My Friend Constantly Talks On Her Own Life: Is It Time to End the Friendship?

We've been close companions for over two decades, who has overcome several hardships, which I admire. Yet, she's often caught off guard in relationships. Her spouse walked away, which came as a massive blow. Many of her social circle vanished at that point, as they were only interested in him. She was stunned by her deeply. She made more effort to be my friend, and must have realised more clearly the essence of true friendship.

Ongoing Issues With Friends Drifting Away

Over the years, many in her circle have drifted apart without her being sure why. The company she worked for turned on her, although she had been highly competent, and she left without knowing the reason for the change.

Present Situation

Recently, both of us retired and are seeing frequent meetups, but I am finding my role between us is to listen. I open subjects only for her to redirect the talk toward her own topics. In terms of politics, she has unyielding views. I try to recommend double-checking information and alternate views.

She's been organizing a holiday to a nation I've visited many times and resided in for some time. I attempted to offer advice, but this was met with resistance. She essentially solely sought me to confirm her plans. I've just come back from 30 days in that place she is eager to catch up, however, I hesitate.

Considering the Choices

I hesitate to be a friend that walks away without explanation, however, I feel she'll truly grasp the impact of how she acts on my confidence. Right now, I find myself in pulling back. What should I do?

Possible Paths

One option is to end things abruptly, however, that approach is seldom the easy answer we imagine. However, addressing it with a view to a solution requires bravery and willingness for each of you.
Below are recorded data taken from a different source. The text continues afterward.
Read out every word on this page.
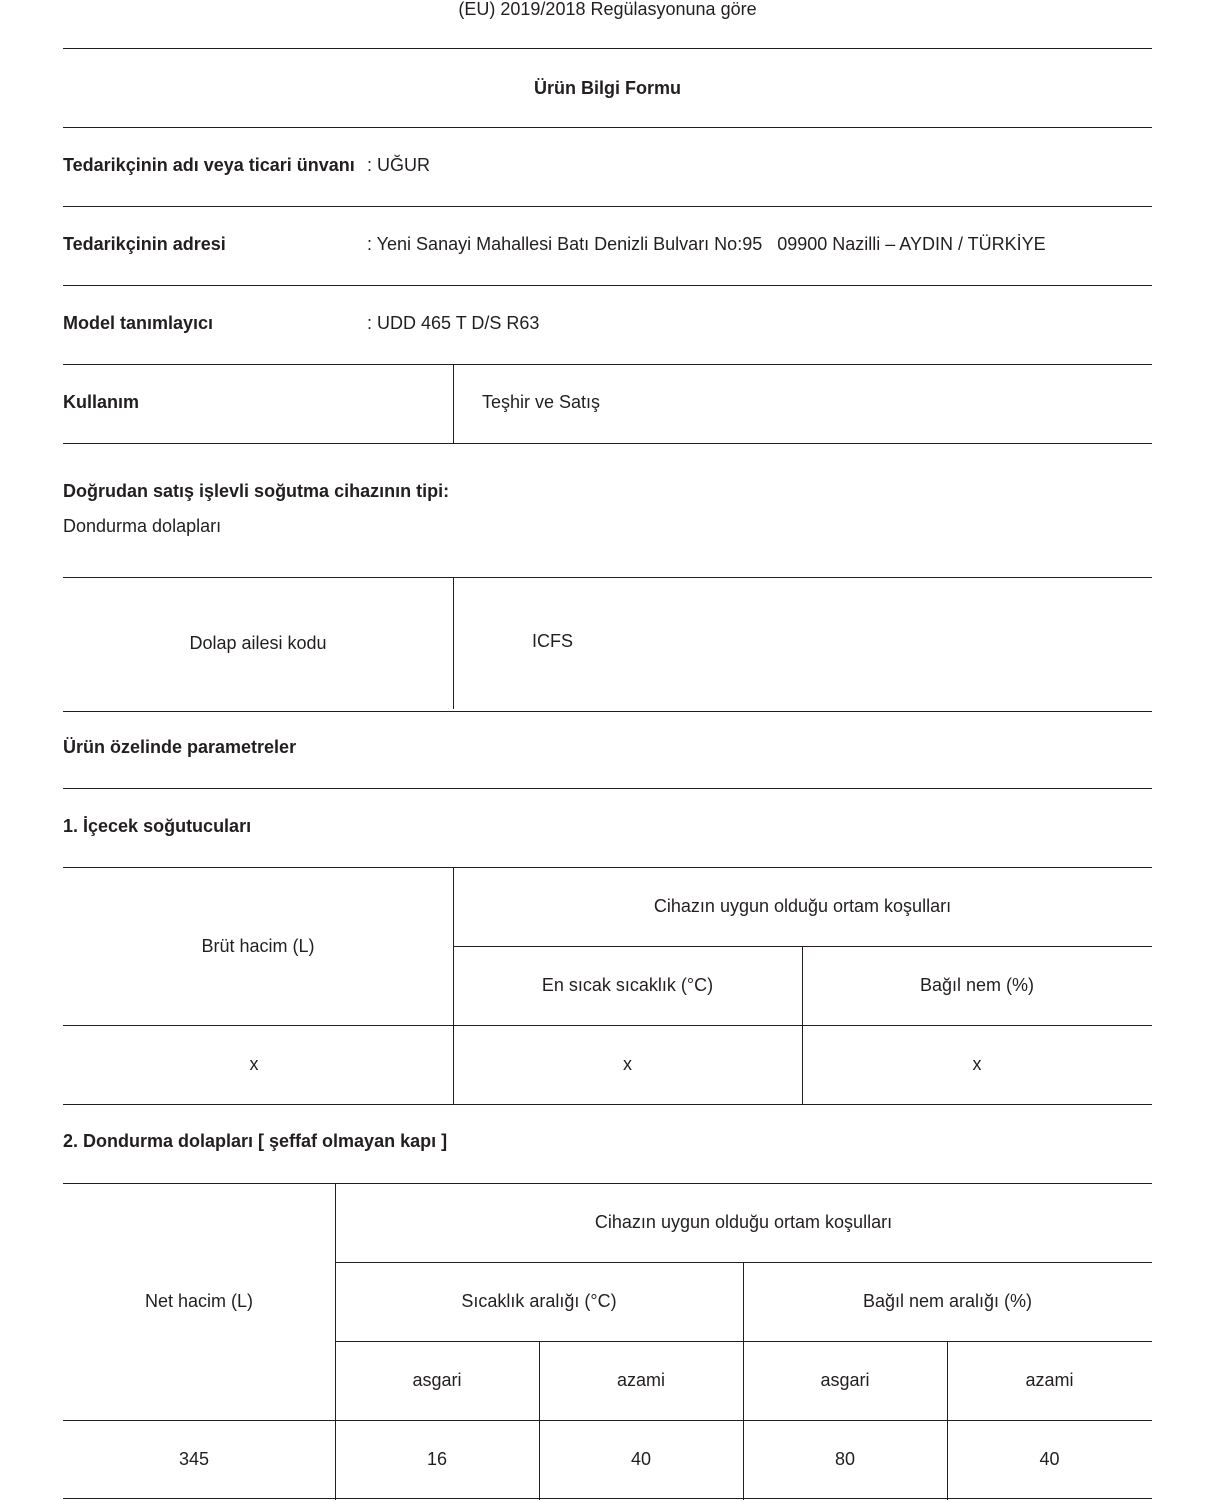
(EU) 2019/2018 Regülasyonuna göre
Ürün Bilgi Formu
Tedarikçinin adı veya ticari ünvanı : UĞUR
Tedarikçinin adresi	: Yeni Sanayi Mahallesi Batı Denizli Bulvarı No:95   09900 Nazilli – AYDIN / TÜRKİYE
Model tanımlayıcı	: UDD 465 T D/S R63
Kullanım	Teşhir ve Satış
Doğrudan satış işlevli soğutma cihazının tipi:
Dondurma dolapları
Dolap ailesi kodu	ICFS
Ürün özelinde parametreler
1. İçecek soğutucuları
Brüt hacim (L)
Cihazın uygun olduğu ortam koşulları
En sıcak sıcaklık (°C)	Bağıl nem (%)
x	x	x
2. Dondurma dolapları [ şeffaf olmayan kapı ]
Net hacim (L)
Cihazın uygun olduğu ortam koşulları
Sıcaklık aralığı (°C)	Bağıl nem aralığı (%)
asgari	azami	asgari	azami
345	16	40	80	40
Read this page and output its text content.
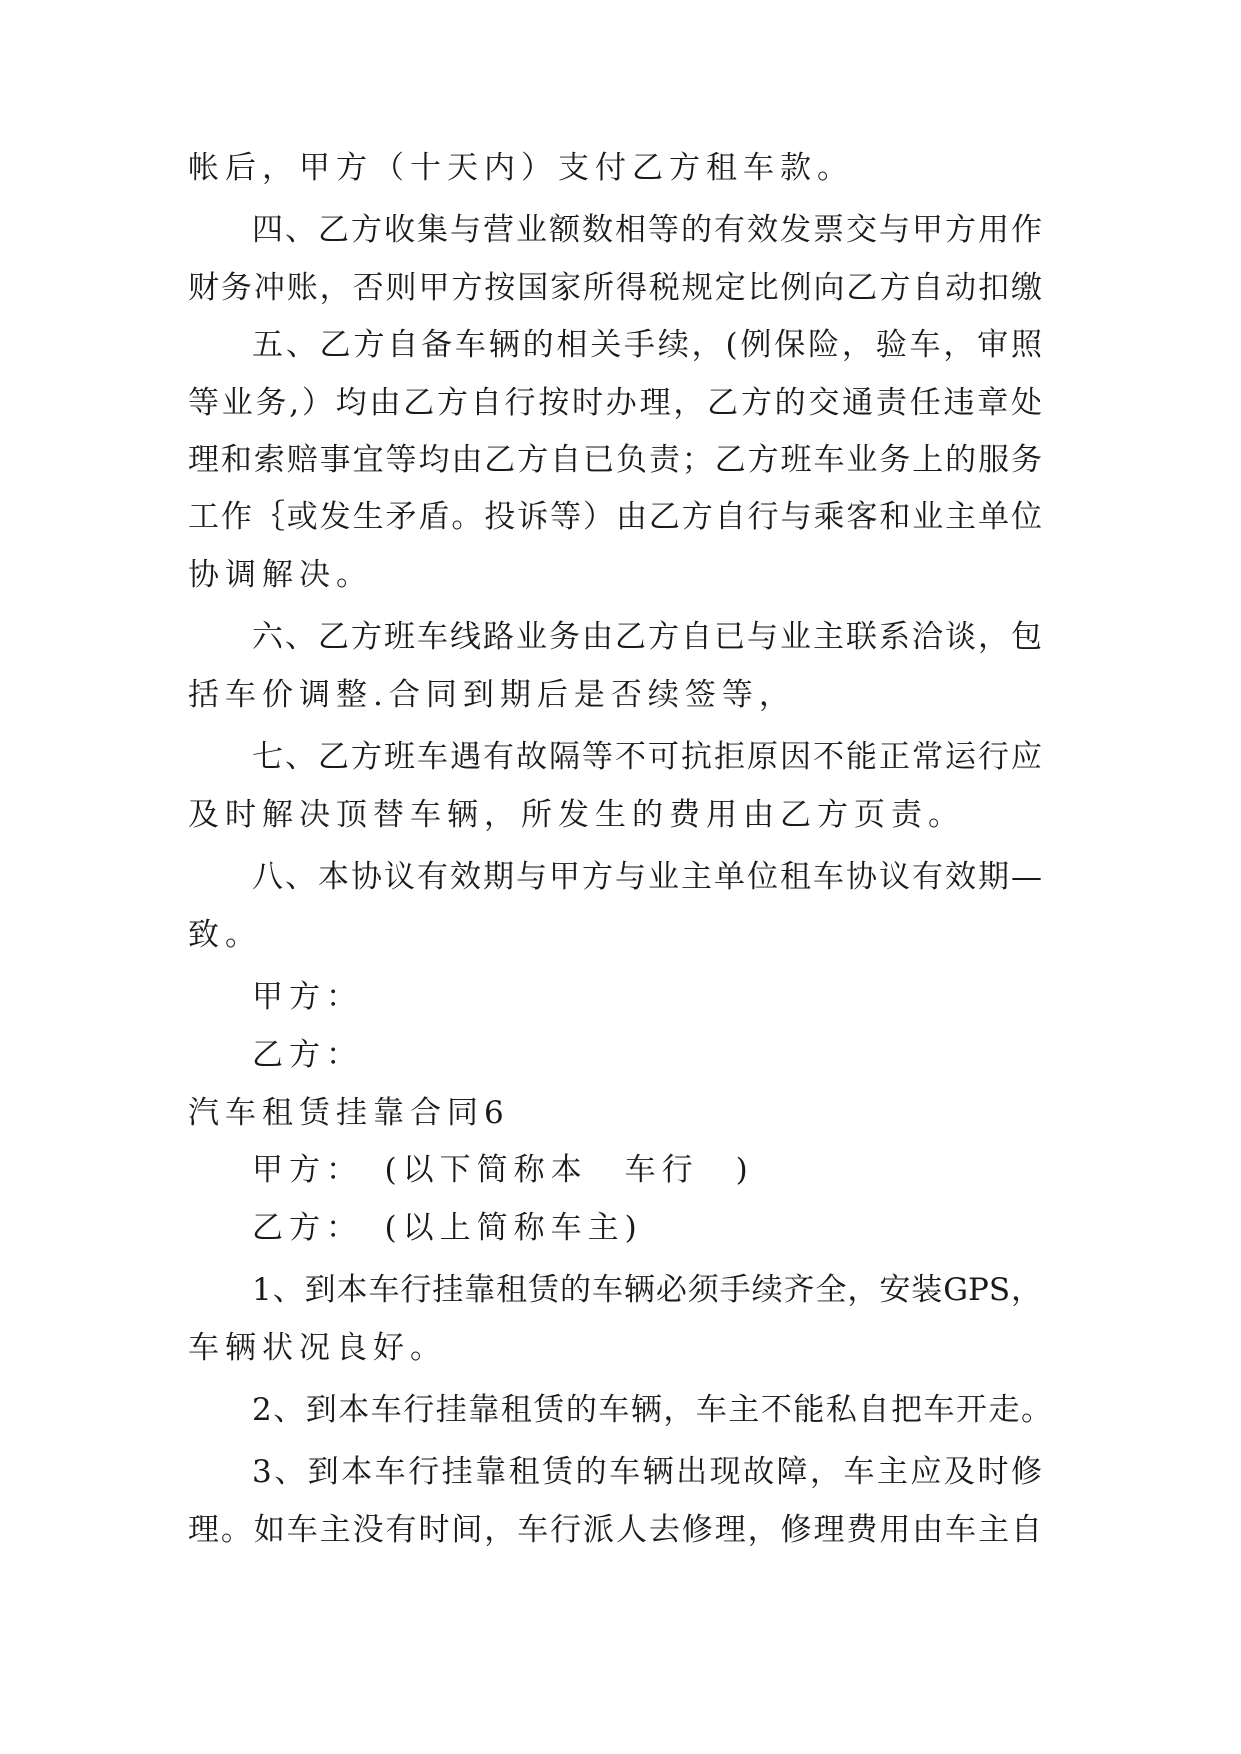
帐后，甲方（十天内）支付乙方租车款。
四、乙方收集与营业额数相等的有效发票交与甲方用作
财务冲账，否则甲方按国家所得税规定比例向乙方自动扣缴
五、乙方自备车辆的相关手续，(例保险，验车，审照
等业务,）均由乙方自行按时办理，乙方的交通责任违章处
理和索赔事宜等均由乙方自已负责；乙方班车业务上的服务
工作｛或发生矛盾。投诉等）由乙方自行与乘客和业主单位
协调解决。
六、乙方班车线路业务由乙方自已与业主联系洽谈，包
括车价调整.合同到期后是否续签等，
七、乙方班车遇有故隔等不可抗拒原因不能正常运行应
及时解决顶替车辆，所发生的费用由乙方页责。
八、本协议有效期与甲方与业主单位租车协议有效期—
致。
甲方：
乙方：
汽车租赁挂靠合同6
甲方：　(以下简称本　车行　)
乙方：　(以上简称车主)
1、到本车行挂靠租赁的车辆必须手续齐全，安装GPS，
车辆状况良好。
2、到本车行挂靠租赁的车辆，车主不能私自把车开走。
3、到本车行挂靠租赁的车辆出现故障，车主应及时修
理。如车主没有时间，车行派人去修理，修理费用由车主自
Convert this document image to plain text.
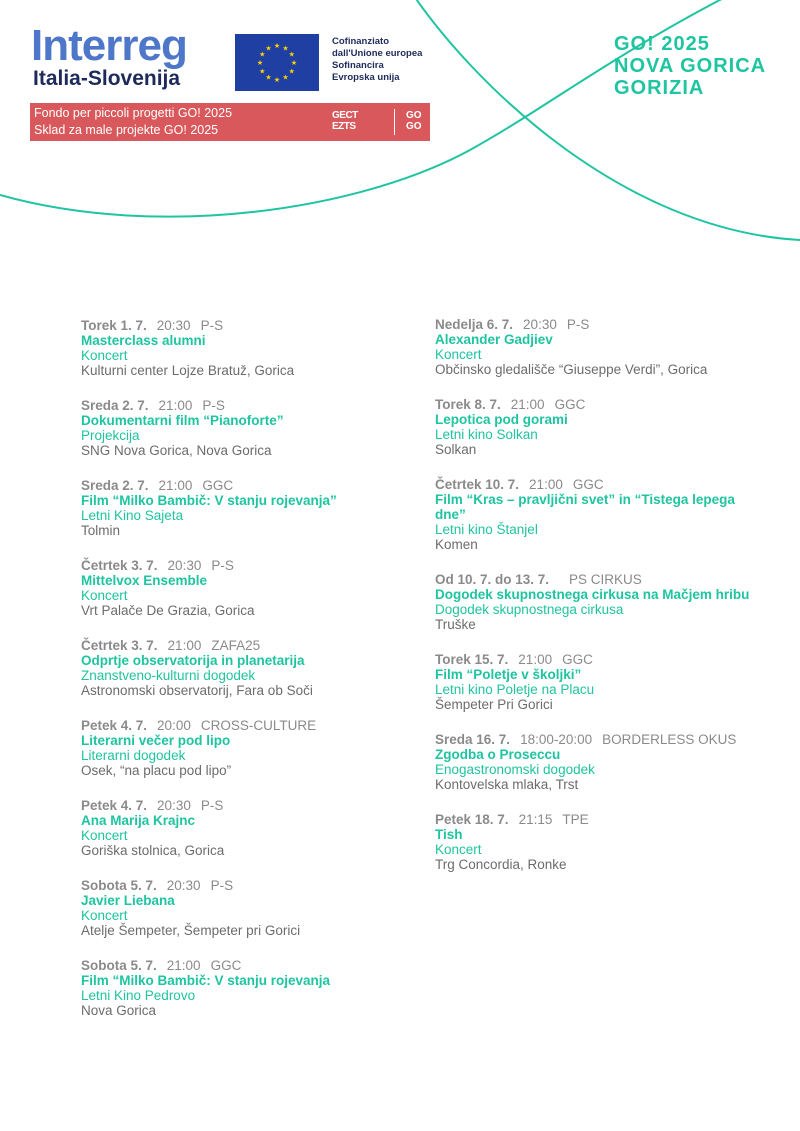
Interreg
Italia-Slovenija
★ ★
★
★
★
★
★
★
★
★
★
★
Cofinanziato
dall'Unione europea
Sofinancira
Evropska unija
Fondo per piccoli progetti GO! 2025
Sklad za male projekte GO! 2025
GECT
EZTS
GO
GO
GO! 2025
NOVA GORICA
GORIZIA
Torek 1. 7. 20:30 P-S
Masterclass alumni
Koncert
Kulturni center Lojze Bratuž, Gorica
Sreda 2. 7. 21:00 P-S
Dokumentarni film “Pianoforte”
Projekcija
SNG Nova Gorica, Nova Gorica
Sreda 2. 7. 21:00 GGC
Film “Milko Bambič: V stanju rojevanja”
Letni Kino Sajeta
Tolmin
Četrtek 3. 7. 20:30 P-S
Mittelvox Ensemble
Koncert
Vrt Palače De Grazia, Gorica
Četrtek 3. 7. 21:00 ZAFA25
Odprtje observatorija in planetarija
Znanstveno-kulturni dogodek
Astronomski observatorij, Fara ob Soči
Petek 4. 7. 20:00 CROSS-CULTURE
Literarni večer pod lipo
Literarni dogodek
Osek, “na placu pod lipo”
Petek 4. 7. 20:30 P-S
Ana Marija Krajnc
Koncert
Goriška stolnica, Gorica
Sobota 5. 7. 20:30 P-S
Javier Liebana
Koncert
Atelje Šempeter, Šempeter pri Gorici
Sobota 5. 7. 21:00 GGC
Film “Milko Bambič: V stanju rojevanja
Letni Kino Pedrovo
Nova Gorica
Nedelja 6. 7. 20:30 P-S
Alexander Gadjiev
Koncert
Občinsko gledališče “Giuseppe Verdi”, Gorica
Torek 8. 7. 21:00 GGC
Lepotica pod gorami
Letni kino Solkan
Solkan
Četrtek 10. 7. 21:00 GGC
Film “Kras – pravljični svet” in “Tistega lepega dne”
Letni kino Štanjel
Komen
Od 10. 7. do 13. 7. PS CIRKUS
Dogodek skupnostnega cirkusa na Mačjem hribu
Dogodek skupnostnega cirkusa
Truške
Torek 15. 7. 21:00 GGC
Film “Poletje v školjki”
Letni kino Poletje na Placu
Šempeter Pri Gorici
Sreda 16. 7. 18:00-20:00 BORDERLESS OKUS
Zgodba o Proseccu
Enogastronomski dogodek
Kontovelska mlaka, Trst
Petek 18. 7. 21:15 TPE
Tish
Koncert
Trg Concordia, Ronke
Experts suggest using a effective method for resolving disputes:

"Step one is to state what typically happens when you talk. Aim for this to be as factual as possible like an unbiased account. The second is to express her how it leaves you feeling. Ideally, there's no dispute here. Your feelings belong to you, of course. Finally is to ask how you are both can shift the pattern in your relationship."

Consider that she also has her own side, thus requiring you to remain ready to listen to her. One effective method is to say her:

"It's your turn to speak and I promise to remain silent for 30 minutes."
It's wildly successful to encourage understanding.

Key Takeaways

This person might reject your concerns, for those who hold onto a self-protecting mindset: they have a narrative regarding their experiences they're unable to let go of since their identity relies on it being the only thing they trust. It's tough when there seems no easy route in such cases, only cul-de-sacs. Yet she could at first react like this before reflecting about what you've said. If you never reach a resolution, it will give you closure that you've been open and direct.

Robert Carlson
Robert Carlson

A real estate enthusiast with over a decade of experience in Dutch rental markets, dedicated to helping people find their ideal homes.